Synthetic, spectroscopic, and X-ray crystallographic studies on binuclear copper(II) complexes with a tridentate NNS-bonding 2-formylpyridine thiosemicarbazone ligand. The characterization of both neutral and deprotonated co-ordinated ligand structures

Abstract

The preparation of the complexes [(CuLX)₂](HL = 2-formylpyridine thiosemicarbazone) from the interaction of HL with the appropriate copper salt (X = CH₃COO, Cl, NO₃, or ClO₄) or by reaction of an HL–KX mixture with copper(II) acetate monohydrate (X = Br or I) is described. Dissolution of [{CuL(CH₃COO)}₂] in H₂SO₄ or HCl yields the protonated ligand complexes [{Cu(HL)(SO₄)}₂] and [{Cu(HL)Cl₂}₂]·2H₂O respectively. The complexes have been characterized by a variety of spectroscopic techniques and the crystal and molecular structures of [{CuL(CH₃COO)}₂] and [{Cu(HL)(SO₄)}₂] determined by single-crystal X-ray diffraction techniques from diffractometer data.

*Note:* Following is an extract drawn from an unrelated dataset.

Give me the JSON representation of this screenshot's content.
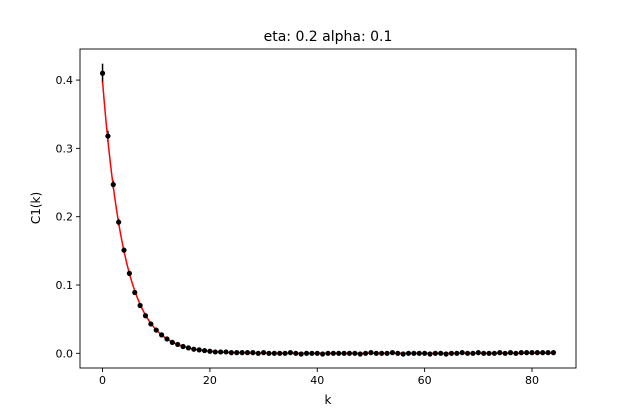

Crystals of [{CuL(CH₃COO)}₂] are triclinic, space group P, with a= 8.827(3), b= 8.813(3), c= 8.997(3)Å, α= 117.49(2), β= 110.96(3), γ= 91.65(3)°, and Z= 1. Crystals of [{Cu(HL)(SO₄)}₂] are monoclinic, space group C2/c, with a= 14.751(3), b= 9.138(2), c= 17.468(4)Å, β= 104.91(2)°, and Z= 4. After full-matrix least-squares refinement the final R value was 0.027 for both complexes (2 216 and 2 206 observed reflections were used respectively). Both complexes consist of discrete centrosymmetric dimers, the monomeric units being bridged by two acetato or sulphato ligands. The copper atoms have a distorted square-pyramidal co-ordination geometry with three donor atoms (NNS) coming from L or HL to form a tricyclic ligating system. The fourth donor atom (oxygen) comes from the bridging CH₃COO^– or SO₄ ^2– ion. The fifth co-ordination position is occupied by a less strongly bound oxygen from the second bridging anion.